In the healthy volunteers, we found a very strong relationship between the Vs and the age of the participant, confirming the observation of Stumpf et al. [14]. Nevertheless, in contrast to their study, we did not find any correlation between Vs and BMI. Nor did we determine a correlation between the Vs and the duration of diabetes (p = 0.7534), a finding which agrees with the results published by Saglam et al. [7].

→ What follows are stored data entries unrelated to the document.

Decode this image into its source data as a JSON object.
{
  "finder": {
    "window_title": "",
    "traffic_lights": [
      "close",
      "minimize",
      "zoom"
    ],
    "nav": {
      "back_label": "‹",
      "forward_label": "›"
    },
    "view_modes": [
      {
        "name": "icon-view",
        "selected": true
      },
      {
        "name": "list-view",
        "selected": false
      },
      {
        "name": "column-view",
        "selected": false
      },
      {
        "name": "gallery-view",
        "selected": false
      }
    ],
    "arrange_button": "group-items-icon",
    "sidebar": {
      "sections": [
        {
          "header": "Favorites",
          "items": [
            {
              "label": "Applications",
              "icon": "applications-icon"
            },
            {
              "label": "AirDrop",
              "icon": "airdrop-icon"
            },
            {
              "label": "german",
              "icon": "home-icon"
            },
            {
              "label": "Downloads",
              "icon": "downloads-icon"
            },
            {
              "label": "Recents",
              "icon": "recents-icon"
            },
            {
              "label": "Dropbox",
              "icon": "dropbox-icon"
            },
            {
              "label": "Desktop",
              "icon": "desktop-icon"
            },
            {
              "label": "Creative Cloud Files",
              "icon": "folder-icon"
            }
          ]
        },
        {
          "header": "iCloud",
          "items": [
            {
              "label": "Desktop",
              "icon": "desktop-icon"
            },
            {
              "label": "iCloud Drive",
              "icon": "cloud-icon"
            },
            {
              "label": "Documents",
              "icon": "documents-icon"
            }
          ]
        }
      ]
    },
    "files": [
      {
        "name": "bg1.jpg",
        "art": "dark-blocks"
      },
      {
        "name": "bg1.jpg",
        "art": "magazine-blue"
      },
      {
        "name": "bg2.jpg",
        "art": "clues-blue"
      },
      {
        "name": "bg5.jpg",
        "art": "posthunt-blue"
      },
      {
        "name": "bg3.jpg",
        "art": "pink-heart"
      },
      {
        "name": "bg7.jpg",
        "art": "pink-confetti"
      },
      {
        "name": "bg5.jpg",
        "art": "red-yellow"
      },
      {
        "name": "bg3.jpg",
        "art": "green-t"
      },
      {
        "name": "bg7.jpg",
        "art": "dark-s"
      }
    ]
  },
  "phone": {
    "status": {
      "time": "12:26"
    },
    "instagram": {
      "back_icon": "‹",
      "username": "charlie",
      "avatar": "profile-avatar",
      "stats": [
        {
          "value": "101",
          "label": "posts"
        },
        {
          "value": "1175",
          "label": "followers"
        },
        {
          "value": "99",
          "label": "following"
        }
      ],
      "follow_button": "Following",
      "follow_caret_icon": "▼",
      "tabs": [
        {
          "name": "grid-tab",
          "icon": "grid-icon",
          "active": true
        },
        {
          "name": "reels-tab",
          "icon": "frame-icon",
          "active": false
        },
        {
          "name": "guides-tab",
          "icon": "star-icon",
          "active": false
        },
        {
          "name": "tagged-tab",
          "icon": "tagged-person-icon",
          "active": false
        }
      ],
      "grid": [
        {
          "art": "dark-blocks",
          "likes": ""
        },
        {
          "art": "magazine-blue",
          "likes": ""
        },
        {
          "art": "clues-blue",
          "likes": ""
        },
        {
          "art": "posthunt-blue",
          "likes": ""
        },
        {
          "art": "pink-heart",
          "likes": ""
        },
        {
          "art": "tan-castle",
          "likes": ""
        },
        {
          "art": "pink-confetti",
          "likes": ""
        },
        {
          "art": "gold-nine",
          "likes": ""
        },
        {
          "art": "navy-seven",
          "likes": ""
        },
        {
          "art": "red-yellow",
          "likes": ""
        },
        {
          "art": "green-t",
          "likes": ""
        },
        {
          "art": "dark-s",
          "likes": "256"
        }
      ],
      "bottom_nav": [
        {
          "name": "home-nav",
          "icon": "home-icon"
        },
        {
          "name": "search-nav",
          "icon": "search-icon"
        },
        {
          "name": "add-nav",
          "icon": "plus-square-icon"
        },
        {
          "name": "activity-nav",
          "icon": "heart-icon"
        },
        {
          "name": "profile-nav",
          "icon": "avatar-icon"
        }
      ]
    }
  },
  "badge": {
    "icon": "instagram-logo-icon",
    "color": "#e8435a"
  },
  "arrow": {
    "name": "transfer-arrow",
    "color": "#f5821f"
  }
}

Although our pilot study comprised only 30 participants and is therefore of limited statistical power, our results compare well with previously published data on pancreas elastography. Since one very experienced examiner carried out all the measurements, we eliminated any bias from different examiners. However, the ultrasound images were not checked by a second reader, which is a definite limitation of the study. Our examiner was not blinded to the participant being a healthy volunteer or a patient. In the present study, our findings were statistically significant in the tail of the pancreas: this part of the organ is the most difficult to examine with imaging techniques and might therefore also be the most inaccurate. The precision of Vs measurement by shear wave elastography may be affected by vascular pulsation and the maximum depth of shear wave detection may be a further limitation, especially in obese patients [12].

For such a detailed analysis of changes in pancreatic morphology in T1D, factors that would limit the measurement precision, as well as variations in the examination conditions, led to individuals being excluded from the study population. Furthermore, the average duration of diabetic disease in our patients was 45 months, which is not a very long time in the course of T1D. Results could be different in patients who have had the disease for a longer period.

Conclusion

In conclusion, we have presented the first elastographic measurements of all pancreatic segments in patients with T1D. We found no overall difference between patients and healthy volunteers. There is only a trend indicating that chronic inflammatory processes in T1D may lead to stiffer tissue in the tail of the pancreas. Elastography is a non-invasive, reliable, and rapidly available procedure offering additional information in the diagnostic investigation of pancreatic disease. Especially for patients at risk of T1D, it might represent a promising imaging modality for screening purposes. Additional studies need to clarify whether a higher Vs is associated with T1D-specific pancreatic changes and whether this finding is related to the duration of diabetes.